Analysis of 39 aldosterone EQA samples from UK NEQAS was performed to assess agreement to the scheme LC-MS mean, with data evaluated using both Deming fit and Altman-Bland agreement. Deming fit provided agreement of y=0.93x+2.14 and Altman-Bland agreement provided a mean method bias of -6.1%, demonstrating excellent agreement with the EQA LC-MS mean values for aldosterone (Figures 4a–b). 

A method comparison was performed using samples previously analyszed by two separate independent LC-MS/MS methods for aldosterone and plasma renin activity. Comparison of 58 aldosterone samples provided a Passing-Bablok fit of y=0.96x-2.49 with an Altman-Bland agreement mean method bias of -6.0% (Figure 5a–b). Comparison of 61 plasma renin activity samples provided a Passing-Bablok fit of y=1.27x-0.02 with an Altman-Bland agreement mean method bias of 21.4% (Figure 5c–d).

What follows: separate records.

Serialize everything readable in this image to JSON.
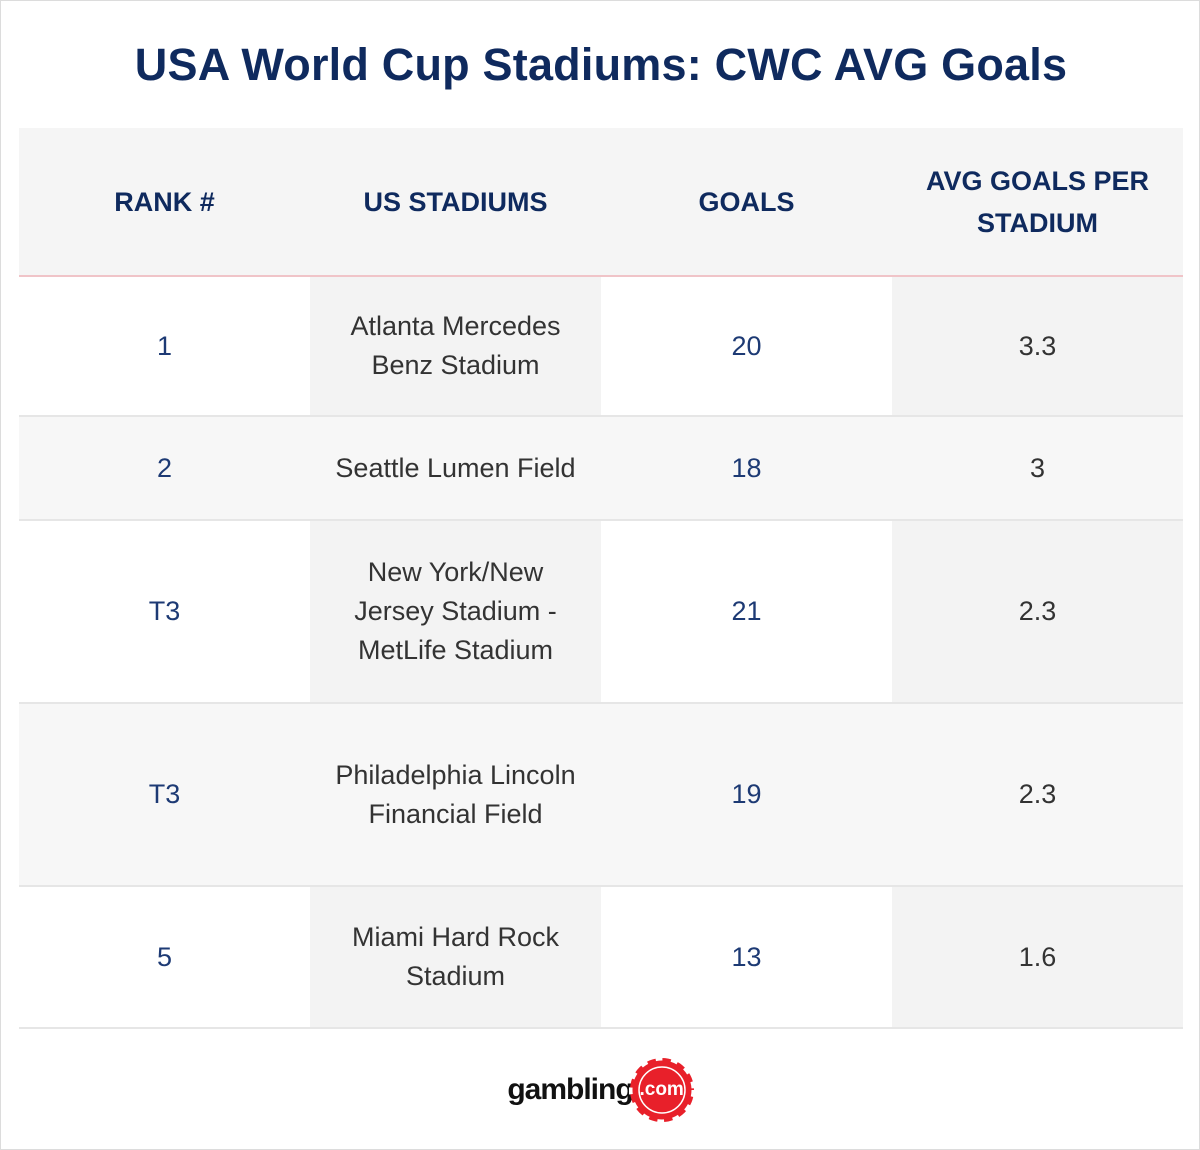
{
  "header": {
    "title": "USA World Cup Stadiums: CWC AVG Goals"
  },
  "table": {
    "columns": [
      "RANK #",
      "US STADIUMS",
      "GOALS",
      "AVG GOALS PER STADIUM"
    ],
    "rows": [
      [
        "1",
        "Atlanta Mercedes Benz Stadium",
        20,
        3.3
      ],
      [
        "2",
        "Seattle Lumen Field",
        18,
        3
      ],
      [
        "T3",
        "New York/New Jersey Stadium - MetLife Stadium",
        21,
        2.3
      ],
      [
        "T3",
        "Philadelphia Lincoln Financial Field",
        19,
        2.3
      ],
      [
        "5",
        "Miami Hard Rock Stadium",
        13,
        1.6
      ]
    ]
  },
  "footer": {
    "logo_text": "gambling",
    "logo_suffix": ".com"
  }
}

A new benefit to the Xevo TQ Absolute Mass Spectrometer is the ability to use either argon or nitrogen as the collision gas. A direct comparison between a set of samples using the different gases, provided similar levels of analytical sensitivity. In addition, aldosterone comparison of 28 plasma samples provided a Deming fit of y=0.90x+7.87, with an Altman-Bland mean method bias of -8.2% using nitrogen. PRA comparison of 34 plasma samples provided a Deming fit of y=0.94x+0.09, with an Altman-Bland mean method bias of 1.7% using nitrogen.

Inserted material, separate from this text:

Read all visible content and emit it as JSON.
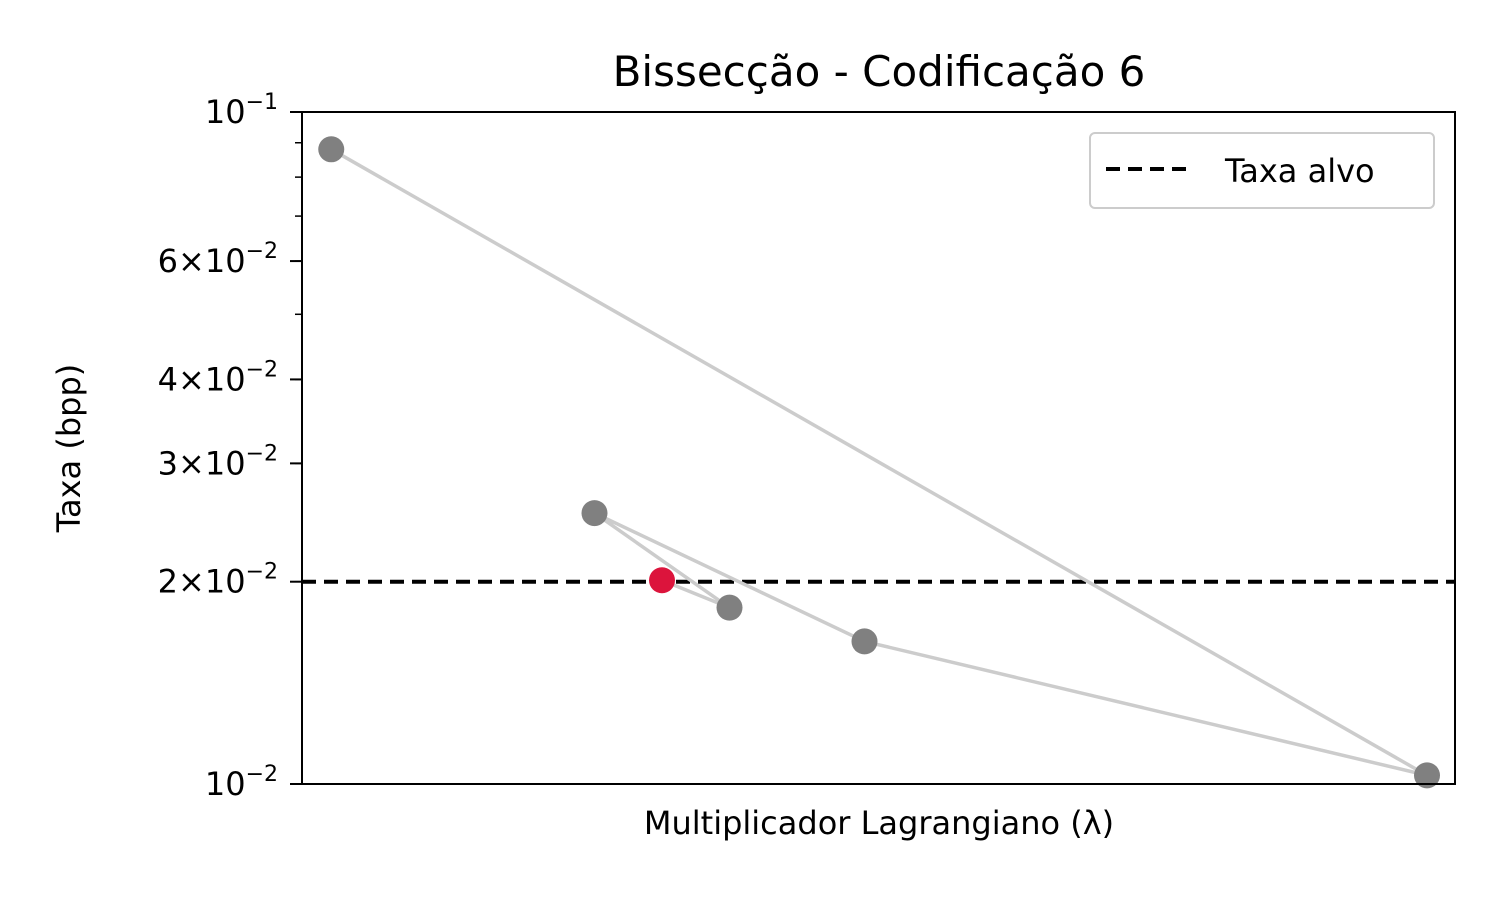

An analytically sensitive and selective clinical research method has been developed for the analysis of aldosterone and plasma renin activity using the Xevo TQ Absolute Mass Spectrometer.

The Xevo TQ Absolute Mass Spectrometer enables the simultaneous analysis of physiologically low levels of aldosterone and plasma renin activity, 28 pmol/L and 0.8 nmol/L/hr respectively, using only 125 µL sample volume. Excellent precision performance across the calibration range have been demonstrated. Assessment of aldosterone EQA samples has shown the method provides excellent agreement to the scheme LC-MS mean, and comparison to independent methods for aldosterone and plasma renin activity demonstrate good agreement. In addition, equivalent performance has been demonstrated between the use of argon and nitrogen as collision gas, which provides labs with an additional option during the installation of the Xevo TQ Absolute Mass Spectrometer for analysis of aldosterone and plasma renin activity.

Acknowledgements

We would like to thank the team at Manchester University NHS Foundation Trust for the provision of of anonymized plasma samples for LC-MS/MS method comparison.